Seine Werke, die so einfach und realistisch aussehen, oft wie retuschierte Fotografien, waren das Ergebnis intensiver Beschäftigung mit den Modellen. Ähnlich wie sein Großvater Sigmund Freud näherte er sich den Menschen auf fast psychotherapeutische Art, um sie zu verstehen, studierte sie monatelang und übermalte immer wieder die Bilder. Seine Tochter Rose Boyt, die er porträtierte, als sie 18 Jahre alt war, erzählte in einem Interview, dass sie vier bis fünf Stunden mehrmals die Woche meist während der Nacht ruhig sitzen musste und oft darum bettelte, auf die Toilette gehen zu können. Freud akzeptierte keinerlei Vorbereitungen der Modelle. Kein Make-up, kein Friseurbesuch, keine polierten Nägel. Oft kamen sie verschwitzt ins Atelier, mussten sich ausziehen, kein Waschen, kein Duschen, nicht einmal die Haare kämmen, er wollte sie so malen, wie sie in diesem Augenblick aussahen, wenn sie sich erschöpft niederließen. Es interessierte ihn keine geschminkte Wirklichkeit. Er suchte den Kontakt zu seinen Modellen, malte nur Menschen, die ihm sympathisch waren. Ein einziges Mal nahm er einen Auftrag von jemanden an, den er nicht leiden konnte: vom Buchhändler Bernhard Breslauer. Das Ergebnis sei so abscheulich gewesen, dass Breslauer das Bild zwar bezahlte, jedoch dann sofort vernichtete.

Londoner Schule

Freud studierte Malerei in London, stellte sich der Öffentlichkeit zum ersten Mal 1943 als Illustrator der Gedichte von Nicholas Moore vor und 1944 mit seiner ersten Ausstellung in London. Er besuchte mehrmals Picasso und Giacometti, war mit Francis Bacon und Frank Auerbach befreundet. Bacon überredet ihn, seine Technik zu ändern. Seine ersten Arbeiten zeigten eher zarte Striche. Erst später malte er mit dicken, breiten Pinsel, großflächig in gedämpften Beige-und Grautönen und repräsentierte als Vertreter der "Londoner Schule" eine - oft die Grenzen der Zumutbarkeit ignorierende -realistische Malerei als Reaktion auf die abstrakte Kunst der Nachkriegsjahre.
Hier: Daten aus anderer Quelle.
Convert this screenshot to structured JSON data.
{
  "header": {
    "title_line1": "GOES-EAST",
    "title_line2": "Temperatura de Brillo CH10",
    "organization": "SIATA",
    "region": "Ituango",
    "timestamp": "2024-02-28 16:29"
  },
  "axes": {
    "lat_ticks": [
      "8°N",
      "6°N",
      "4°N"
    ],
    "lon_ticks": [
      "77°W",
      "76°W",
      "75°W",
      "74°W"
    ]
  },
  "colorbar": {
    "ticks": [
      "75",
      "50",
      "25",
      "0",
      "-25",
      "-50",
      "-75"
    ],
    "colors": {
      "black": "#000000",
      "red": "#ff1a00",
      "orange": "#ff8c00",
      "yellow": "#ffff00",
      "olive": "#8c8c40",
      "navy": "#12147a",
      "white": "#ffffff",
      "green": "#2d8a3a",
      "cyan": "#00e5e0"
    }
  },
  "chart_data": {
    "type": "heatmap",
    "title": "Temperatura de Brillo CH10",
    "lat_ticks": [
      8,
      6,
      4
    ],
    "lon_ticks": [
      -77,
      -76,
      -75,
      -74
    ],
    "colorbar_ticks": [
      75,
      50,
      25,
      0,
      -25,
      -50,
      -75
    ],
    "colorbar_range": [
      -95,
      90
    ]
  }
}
Neben der Malerei waren Wetten bei Pferde- und Hunderennen Freuds liebste Freizeitbeschäftigung. Alfie McLean, ein einfacher Buchmacher in Nordirland, übernahm seine Wetten. Wenn die Spielschulden nicht mehr zu bezahlen waren, musste Freud ihm eines seiner Gemälde überlassen. Im Laufe der Jahrzehnte schuldete Freud ihm so viel Geld, dass McLean heute eine der größten privaten Sammlungen von Freuds Werken besitzt mit einem Wert von mehr als 100 Millionen Pfund. Als vielfacher Millionär starb Freud 2011 in einer einfachen Wohnung oberhalb seines Ateliers in London.

Die National Gallery in London zeigt derzeit eine Sammlung seiner wichtigsten Arbeiten anlässlich des 100. Geburtstags des Künstlers.